Biz kendi hakkımız olandan dahi “komşuluk hakkı” diyerek paylaşma kültürü olan bir milletiz. Komşularımızdan da aynı şeyi beklemeyiz ama hakkımız olanın da elimizden alınmasına izin vermeyiz.
Türkiye de doğal gaz ittifakı kurmalı!
Türkiye nihayet, “Fatih” ve “Barbaros” adlı iki araştırma gemisiyle Doğu Akdeniz’de kendi hidrokarbon araştırmalarını başlattı. Ancak Türkiye’nin bunu yalnız yapması mı daha makul, yoksa doğal gaz alıcısı ülkelerle iş birliği mi yapması?
82 milyon nüfuslu, gelişmiş bir sanayi ülkesiyiz. Hem sanayi üretiminde hem de mekân ısıtmasında doğal gaza ihtiyacımız var. Doğu Akdeniz’den çıkaracağımız doğal gaz ihtiyacımızın büyük bir bölümünü karşılar.
Fakat doğal gazı tek başımıza aramamız yerine, uluslararası deniz hukukuna göre haklı menfaatlerimizi kabul eden ülkelerin enerji şirketleriyle “enerji ittifakı” kurarak aramamız ve birlikte hareket etmemiz daha diplomatik olur. Devir ittifaklar, uluslararası iş birlikleri devri. Amerika, Rusya ve Çin de çoğu zaman diğer ülkelerle iş birliği yapıp, ortaklıklar kuruyor! İş birliği yapacağımız ülkenin uluslararası alanda da yanımızda olup birlikte hareket edeceği de aşikâr. Doğal gaz ihtiyacını Rusya, Hollanda ve Norveç’ten karşılayan Almanya, Doğu Akdeniz’de birlikte doğal gaz arayabileceğimiz en uygun ülke. Türkiye’de de büyük yatırımları olan Alman kimya devi BASF’ın Wintershall ham petrol şirketi LetterOne doğal gaz şirketiyle birleşme kararı aldı. Ham petrol ve doğal gaz şirketleri artık birleşip Wintershall DEA AG olarak faaliyet gösterecek.
Wintershall Türkiye’de çok tanınmasa da, aslında uzun yıllardır Libya’da, Birleşik Arap Emirlikleri’nde, Norveç’te doğal gaz arama ve üretme faaliyetleri olan bir şirket. Birleşme sonrası, Ortadoğu’da petrol ve doğal gaz bakımından zengin bölgelerde keşif ve üretime odaklanmak istiyor.

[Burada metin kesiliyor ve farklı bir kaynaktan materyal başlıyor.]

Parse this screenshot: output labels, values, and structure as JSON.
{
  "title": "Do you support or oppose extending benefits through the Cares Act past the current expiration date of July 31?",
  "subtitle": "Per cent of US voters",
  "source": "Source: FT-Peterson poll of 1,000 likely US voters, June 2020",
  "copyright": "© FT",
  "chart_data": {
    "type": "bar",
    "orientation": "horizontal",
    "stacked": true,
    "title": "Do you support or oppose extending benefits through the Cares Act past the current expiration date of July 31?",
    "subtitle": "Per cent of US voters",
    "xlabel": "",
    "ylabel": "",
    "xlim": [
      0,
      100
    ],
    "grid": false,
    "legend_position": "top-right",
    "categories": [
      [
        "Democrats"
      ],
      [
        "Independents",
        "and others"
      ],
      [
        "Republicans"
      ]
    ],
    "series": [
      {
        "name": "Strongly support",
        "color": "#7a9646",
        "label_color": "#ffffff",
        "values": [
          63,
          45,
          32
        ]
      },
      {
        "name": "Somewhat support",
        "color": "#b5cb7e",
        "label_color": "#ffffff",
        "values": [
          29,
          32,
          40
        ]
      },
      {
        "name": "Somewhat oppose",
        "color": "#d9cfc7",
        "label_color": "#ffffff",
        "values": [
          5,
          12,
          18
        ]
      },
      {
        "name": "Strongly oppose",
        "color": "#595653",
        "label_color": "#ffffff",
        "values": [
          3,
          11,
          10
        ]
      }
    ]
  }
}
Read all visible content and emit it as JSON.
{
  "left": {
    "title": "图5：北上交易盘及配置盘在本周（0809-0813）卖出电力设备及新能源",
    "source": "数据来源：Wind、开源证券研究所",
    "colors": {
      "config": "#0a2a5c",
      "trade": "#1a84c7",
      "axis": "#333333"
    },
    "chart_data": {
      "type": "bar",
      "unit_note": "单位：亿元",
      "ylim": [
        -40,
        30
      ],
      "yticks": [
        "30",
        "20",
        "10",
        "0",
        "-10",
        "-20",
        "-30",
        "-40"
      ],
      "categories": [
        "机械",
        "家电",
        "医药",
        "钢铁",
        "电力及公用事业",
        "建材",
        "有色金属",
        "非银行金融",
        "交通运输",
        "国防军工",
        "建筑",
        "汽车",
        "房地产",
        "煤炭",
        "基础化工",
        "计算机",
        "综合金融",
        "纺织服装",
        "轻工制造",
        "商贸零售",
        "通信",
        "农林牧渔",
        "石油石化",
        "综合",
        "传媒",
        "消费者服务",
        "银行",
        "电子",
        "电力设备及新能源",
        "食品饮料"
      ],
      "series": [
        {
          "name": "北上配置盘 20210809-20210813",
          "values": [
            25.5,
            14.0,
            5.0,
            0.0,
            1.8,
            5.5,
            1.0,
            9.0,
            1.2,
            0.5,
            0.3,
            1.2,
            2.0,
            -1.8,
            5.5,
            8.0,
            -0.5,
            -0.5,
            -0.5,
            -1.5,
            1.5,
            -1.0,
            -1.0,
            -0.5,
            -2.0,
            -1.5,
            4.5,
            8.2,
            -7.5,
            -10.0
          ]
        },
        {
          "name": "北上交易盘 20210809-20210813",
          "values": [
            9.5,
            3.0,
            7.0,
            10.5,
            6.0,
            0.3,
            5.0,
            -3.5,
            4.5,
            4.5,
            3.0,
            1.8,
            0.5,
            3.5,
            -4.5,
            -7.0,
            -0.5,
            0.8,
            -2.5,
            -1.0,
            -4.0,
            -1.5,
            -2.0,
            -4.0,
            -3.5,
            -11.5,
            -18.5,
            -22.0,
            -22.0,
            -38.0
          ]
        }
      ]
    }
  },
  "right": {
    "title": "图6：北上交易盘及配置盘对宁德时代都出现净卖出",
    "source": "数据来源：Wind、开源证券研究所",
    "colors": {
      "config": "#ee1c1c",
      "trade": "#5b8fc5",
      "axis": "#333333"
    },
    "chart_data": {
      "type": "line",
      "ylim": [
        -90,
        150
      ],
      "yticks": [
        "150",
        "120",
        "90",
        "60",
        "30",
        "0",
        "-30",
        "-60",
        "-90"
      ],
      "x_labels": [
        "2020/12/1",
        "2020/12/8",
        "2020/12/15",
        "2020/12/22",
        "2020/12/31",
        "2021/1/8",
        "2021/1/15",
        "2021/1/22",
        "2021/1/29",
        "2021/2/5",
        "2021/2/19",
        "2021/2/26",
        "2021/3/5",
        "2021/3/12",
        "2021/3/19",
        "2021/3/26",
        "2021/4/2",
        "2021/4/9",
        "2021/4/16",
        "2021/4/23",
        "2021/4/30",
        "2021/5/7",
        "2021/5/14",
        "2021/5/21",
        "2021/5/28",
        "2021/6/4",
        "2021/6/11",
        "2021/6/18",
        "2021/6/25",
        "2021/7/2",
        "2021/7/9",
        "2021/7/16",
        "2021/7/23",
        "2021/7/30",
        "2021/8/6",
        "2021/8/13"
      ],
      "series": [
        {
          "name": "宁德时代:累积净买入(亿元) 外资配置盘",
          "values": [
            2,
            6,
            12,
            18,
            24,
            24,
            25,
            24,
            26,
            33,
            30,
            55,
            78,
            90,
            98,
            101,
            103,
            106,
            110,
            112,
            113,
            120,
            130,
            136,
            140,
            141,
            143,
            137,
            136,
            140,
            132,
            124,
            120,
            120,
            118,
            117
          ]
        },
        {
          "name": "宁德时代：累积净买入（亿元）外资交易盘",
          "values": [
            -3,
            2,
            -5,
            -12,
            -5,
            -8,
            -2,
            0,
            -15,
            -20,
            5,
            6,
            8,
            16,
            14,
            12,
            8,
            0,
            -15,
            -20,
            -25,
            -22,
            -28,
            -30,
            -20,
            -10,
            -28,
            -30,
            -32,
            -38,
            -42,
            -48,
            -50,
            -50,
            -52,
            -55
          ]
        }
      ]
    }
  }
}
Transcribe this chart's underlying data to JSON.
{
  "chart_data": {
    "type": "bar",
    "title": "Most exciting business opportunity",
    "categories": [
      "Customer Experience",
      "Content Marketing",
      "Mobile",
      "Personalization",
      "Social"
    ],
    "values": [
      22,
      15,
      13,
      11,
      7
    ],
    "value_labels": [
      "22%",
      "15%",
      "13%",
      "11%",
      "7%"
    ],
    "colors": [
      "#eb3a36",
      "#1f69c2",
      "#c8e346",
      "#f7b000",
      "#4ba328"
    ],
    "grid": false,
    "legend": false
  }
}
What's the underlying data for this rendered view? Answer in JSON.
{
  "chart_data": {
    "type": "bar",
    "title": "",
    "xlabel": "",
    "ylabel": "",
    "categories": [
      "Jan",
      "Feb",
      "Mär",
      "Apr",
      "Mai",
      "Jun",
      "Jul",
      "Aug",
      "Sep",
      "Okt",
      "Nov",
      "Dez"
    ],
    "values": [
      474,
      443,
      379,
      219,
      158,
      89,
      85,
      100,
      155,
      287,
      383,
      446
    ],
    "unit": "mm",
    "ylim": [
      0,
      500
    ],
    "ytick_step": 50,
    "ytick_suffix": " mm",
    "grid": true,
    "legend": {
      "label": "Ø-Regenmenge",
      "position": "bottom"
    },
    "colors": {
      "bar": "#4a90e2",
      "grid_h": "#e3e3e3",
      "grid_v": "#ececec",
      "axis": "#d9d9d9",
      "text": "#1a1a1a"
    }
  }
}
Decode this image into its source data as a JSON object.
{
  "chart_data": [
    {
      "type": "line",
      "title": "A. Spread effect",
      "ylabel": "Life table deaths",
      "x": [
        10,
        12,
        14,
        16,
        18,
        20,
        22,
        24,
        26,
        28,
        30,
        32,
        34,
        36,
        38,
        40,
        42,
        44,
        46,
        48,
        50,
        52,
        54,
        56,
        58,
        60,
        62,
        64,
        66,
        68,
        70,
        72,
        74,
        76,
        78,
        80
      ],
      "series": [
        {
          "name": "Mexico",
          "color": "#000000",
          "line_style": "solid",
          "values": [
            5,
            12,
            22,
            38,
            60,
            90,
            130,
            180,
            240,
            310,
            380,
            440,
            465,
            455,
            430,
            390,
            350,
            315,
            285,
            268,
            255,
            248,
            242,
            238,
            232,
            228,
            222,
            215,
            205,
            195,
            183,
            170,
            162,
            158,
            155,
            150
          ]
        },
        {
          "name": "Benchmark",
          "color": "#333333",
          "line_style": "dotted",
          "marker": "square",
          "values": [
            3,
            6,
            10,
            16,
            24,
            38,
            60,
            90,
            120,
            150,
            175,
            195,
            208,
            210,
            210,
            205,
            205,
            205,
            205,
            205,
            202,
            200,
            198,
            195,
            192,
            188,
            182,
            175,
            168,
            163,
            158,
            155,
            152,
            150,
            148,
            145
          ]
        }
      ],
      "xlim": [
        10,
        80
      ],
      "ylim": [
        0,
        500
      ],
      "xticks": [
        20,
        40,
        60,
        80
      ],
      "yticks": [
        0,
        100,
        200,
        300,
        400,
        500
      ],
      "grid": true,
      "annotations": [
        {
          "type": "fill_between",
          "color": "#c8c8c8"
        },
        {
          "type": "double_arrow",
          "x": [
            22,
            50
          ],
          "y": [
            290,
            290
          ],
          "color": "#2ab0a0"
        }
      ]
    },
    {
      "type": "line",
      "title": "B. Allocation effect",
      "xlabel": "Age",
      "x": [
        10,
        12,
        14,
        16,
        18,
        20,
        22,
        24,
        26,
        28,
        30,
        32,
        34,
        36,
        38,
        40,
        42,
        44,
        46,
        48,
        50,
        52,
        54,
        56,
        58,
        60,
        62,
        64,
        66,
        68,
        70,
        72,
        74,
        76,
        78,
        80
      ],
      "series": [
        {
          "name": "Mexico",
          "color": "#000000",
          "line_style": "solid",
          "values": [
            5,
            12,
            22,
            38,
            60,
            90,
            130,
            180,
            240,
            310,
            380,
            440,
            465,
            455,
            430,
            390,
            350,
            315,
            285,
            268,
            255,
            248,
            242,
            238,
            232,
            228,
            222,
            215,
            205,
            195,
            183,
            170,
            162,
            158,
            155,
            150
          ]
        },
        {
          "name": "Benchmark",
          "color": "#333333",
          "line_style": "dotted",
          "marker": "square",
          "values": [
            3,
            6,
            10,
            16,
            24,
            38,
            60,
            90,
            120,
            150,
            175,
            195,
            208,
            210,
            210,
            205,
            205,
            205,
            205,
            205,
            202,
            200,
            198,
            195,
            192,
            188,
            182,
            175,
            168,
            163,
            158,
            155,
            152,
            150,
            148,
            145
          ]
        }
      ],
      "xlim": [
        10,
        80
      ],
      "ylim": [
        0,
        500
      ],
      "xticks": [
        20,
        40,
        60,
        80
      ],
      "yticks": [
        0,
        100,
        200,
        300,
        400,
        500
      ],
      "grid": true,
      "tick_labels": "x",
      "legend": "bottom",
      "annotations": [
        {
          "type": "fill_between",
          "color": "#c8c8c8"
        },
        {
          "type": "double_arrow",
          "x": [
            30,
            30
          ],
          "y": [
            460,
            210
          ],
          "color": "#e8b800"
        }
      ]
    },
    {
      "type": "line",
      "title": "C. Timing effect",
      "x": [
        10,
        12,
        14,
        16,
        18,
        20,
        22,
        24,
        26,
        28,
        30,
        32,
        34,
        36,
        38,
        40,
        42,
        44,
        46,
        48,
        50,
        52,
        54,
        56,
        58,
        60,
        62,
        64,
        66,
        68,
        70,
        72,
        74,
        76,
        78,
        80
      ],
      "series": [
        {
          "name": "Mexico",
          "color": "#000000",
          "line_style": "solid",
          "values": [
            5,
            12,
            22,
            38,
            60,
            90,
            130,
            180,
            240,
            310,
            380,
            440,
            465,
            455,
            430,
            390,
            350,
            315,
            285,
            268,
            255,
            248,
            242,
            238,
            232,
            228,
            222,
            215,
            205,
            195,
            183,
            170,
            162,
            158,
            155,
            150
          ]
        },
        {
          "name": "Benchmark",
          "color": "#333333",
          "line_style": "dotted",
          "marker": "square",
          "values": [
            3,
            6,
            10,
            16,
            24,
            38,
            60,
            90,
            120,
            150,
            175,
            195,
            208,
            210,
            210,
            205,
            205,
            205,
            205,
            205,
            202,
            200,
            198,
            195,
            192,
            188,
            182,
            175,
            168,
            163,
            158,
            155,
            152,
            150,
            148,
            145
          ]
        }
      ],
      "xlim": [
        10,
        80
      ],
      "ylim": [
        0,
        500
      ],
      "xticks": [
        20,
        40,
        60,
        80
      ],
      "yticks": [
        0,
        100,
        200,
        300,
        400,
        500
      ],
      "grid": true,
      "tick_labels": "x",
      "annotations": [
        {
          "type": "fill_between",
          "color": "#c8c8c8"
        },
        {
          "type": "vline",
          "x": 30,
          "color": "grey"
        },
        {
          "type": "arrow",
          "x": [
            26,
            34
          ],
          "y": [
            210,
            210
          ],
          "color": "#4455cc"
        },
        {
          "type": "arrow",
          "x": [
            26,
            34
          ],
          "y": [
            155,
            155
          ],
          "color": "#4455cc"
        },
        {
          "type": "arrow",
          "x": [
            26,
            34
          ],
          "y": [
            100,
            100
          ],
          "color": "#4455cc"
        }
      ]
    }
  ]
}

Türkiye’nin Doğu Akdeniz’de, Yunanlılar gibi, kendisine ortak bularak doğal gaz arama çalışmaları yapmasının uluslararası hukuka uygun tezlerinin daha güçlü ve etkili savunulması sonucu doğuracağı açıktır.
Almanya Ekonomi ve Enerji Bakanlığı Müsteşarı Wittke’nin bir grup Türk gazeteciye yaptığı açıklamada, Almanya’nın Türkiye ile enerji alanında daha yakın iş birliği yapmak istediğini söylemesinden de, Almanya’nın Türkiye ile bu tür iş birliklerine hazır ve hevesli olduğunu gösteriyor.
‘Berlin’de Türkler var!’
21 Mart 2019 günü, benim de üyesi olduğum Berlin Alman Türk Toplumu Derneği’nin (DTG) her yıl olduğu gibi bu yılda İlkbahar Kokteyli yapıldı. Alman Türk Toplumu Derneği üyeleri ve yönetim kurulu üyeleri arasında eski müsteşarlar, milletvekilleri ve bakanlar var.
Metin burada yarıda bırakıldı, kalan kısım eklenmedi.